Rescorla F J, Shedd F J, Grosfeld J L, Vane D W, West K W
Department of Surgery, Indiana University School of Medicine, Indianapolis.
Surgery. 1990 Oct;108(4):710-5; discussion 715-6.
This report concerns 447 infants and children with anomalies of rotation and fixation. Patients were placed in four groups based on initial symptoms. Group A involved 18 patients with acute midgut volvulus. At laparotomy, midgut volvulus was noted and reduction of midgut volvulus and a Ladd procedure were performed in 10 cases and resection was required in 8. There were five deaths (28%). Group B included 54 children with chronic symptoms of intermittent volvulus or duodenal obstruction. Group C involved 44 cases of malrotation observed during exploration for other disorders. Patients in groups B and C underwent a Ladd procedure and appendectomy. There were five unrelated deaths. Group D included 331 neonates with malrotation caused by either diaphragmatic hernia (n = 111) or abdominal wall defects (n = 220). A Ladd procedure was performed on 48 patients with abdominal wall defects and 29 surviving children with diaphragmatic hernia. Only 2 of 172 (1.2%) patients with abdominal wall defects and 1 of 34 (2.9%) patients with diaphragmatic hernia not treated for malrotation had midgut volvulus. Midgut volvulus is more common in infants and is associated with a high mortality rate (28%). Patients with malrotation and chronic obstructive symptoms or those observed during other elective procedures should undergo a Ladd procedure because of the risk of midgut volvulus. The risk of midgut volvulus is low in patients with abdominal wall defects and, probably as a result of adhesions from previous neonatal operations.

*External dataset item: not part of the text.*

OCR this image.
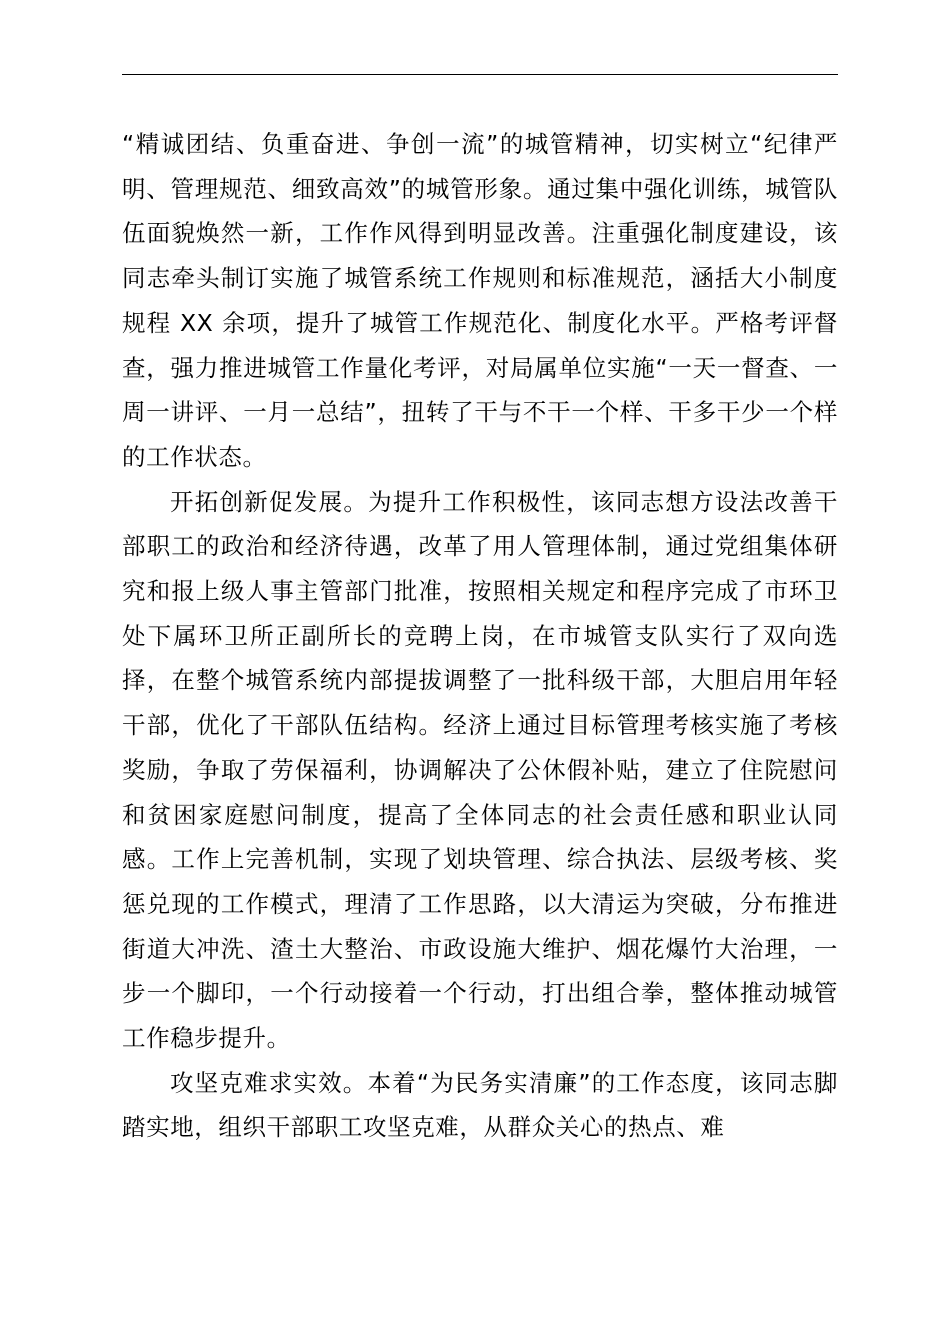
“精诚团结、负重奋进、争创一流”的城管精神，切实树立“纪律严明、管理规范、细致高效”的城管形象。通过集中强化训练，城管队伍面貌焕然一新，工作作风得到明显改善。注重强化制度建设，该同志牵头制订实施了城管系统工作规则和标准规范，涵括大小制度规程 XX 余项，提升了城管工作规范化、制度化水平。严格考评督查，强力推进城管工作量化考评，对局属单位实施“一天一督查、一周一讲评、一月一总结”，扭转了干与不干一个样、干多干少一个样的工作状态。

开拓创新促发展。为提升工作积极性，该同志想方设法改善干部职工的政治和经济待遇，改革了用人管理体制，通过党组集体研究和报上级人事主管部门批准，按照相关规定和程序完成了市环卫处下属环卫所正副所长的竞聘上岗，在市城管支队实行了双向选择，在整个城管系统内部提拔调整了一批科级干部，大胆启用年轻干部，优化了干部队伍结构。经济上通过目标管理考核实施了考核奖励，争取了劳保福利，协调解决了公休假补贴，建立了住院慰问和贫困家庭慰问制度，提高了全体同志的社会责任感和职业认同感。工作上完善机制，实现了划块管理、综合执法、层级考核、奖惩兑现的工作模式，理清了工作思路，以大清运为突破，分布推进街道大冲洗、渣土大整治、市政设施大维护、烟花爆竹大治理，一步一个脚印，一个行动接着一个行动，打出组合拳，整体推动城管工作稳步提升。

攻坚克难求实效。本着“为民务实清廉”的工作态度，该同志脚踏实地，组织干部职工攻坚克难，从群众关心的热点、难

本报告涉及447例存在旋转和固定异常的婴幼儿。根据初始症状将患者分为四组。A组有18例急性中肠扭转患儿。剖腹手术时发现中肠扭转,10例行中肠扭转复位及Ladd手术,8例需要切除。有5例死亡(28%)。B组包括54例有间歇性扭转或十二指肠梗阻慢性症状的儿童。C组包括在因其他疾病进行探查时发现的44例旋转不良病例。B组和C组患者接受了Ladd手术及阑尾切除术。有5例无关死亡病例。D组包括331例因膈疝(n = 111)或腹壁缺损(n = 220)导致旋转不良的新生儿。对48例腹壁缺损患者及29例存活的膈疝患儿进行了Ladd手术。未接受旋转不良治疗的172例腹壁缺损患者中只有2例(1.2%)发生中肠扭转,34例膈疝患者中有1例(2.9%)发生中肠扭转。中肠扭转在婴儿中更常见,且死亡率高(28%)。有旋转不良和慢性梗阻症状的患者或在其他择期手术中发现的患者,由于存在中肠扭转风险,应接受Ladd手术。腹壁缺损患者中肠扭转风险较低,可能是由于既往新生儿手术导致粘连的结果。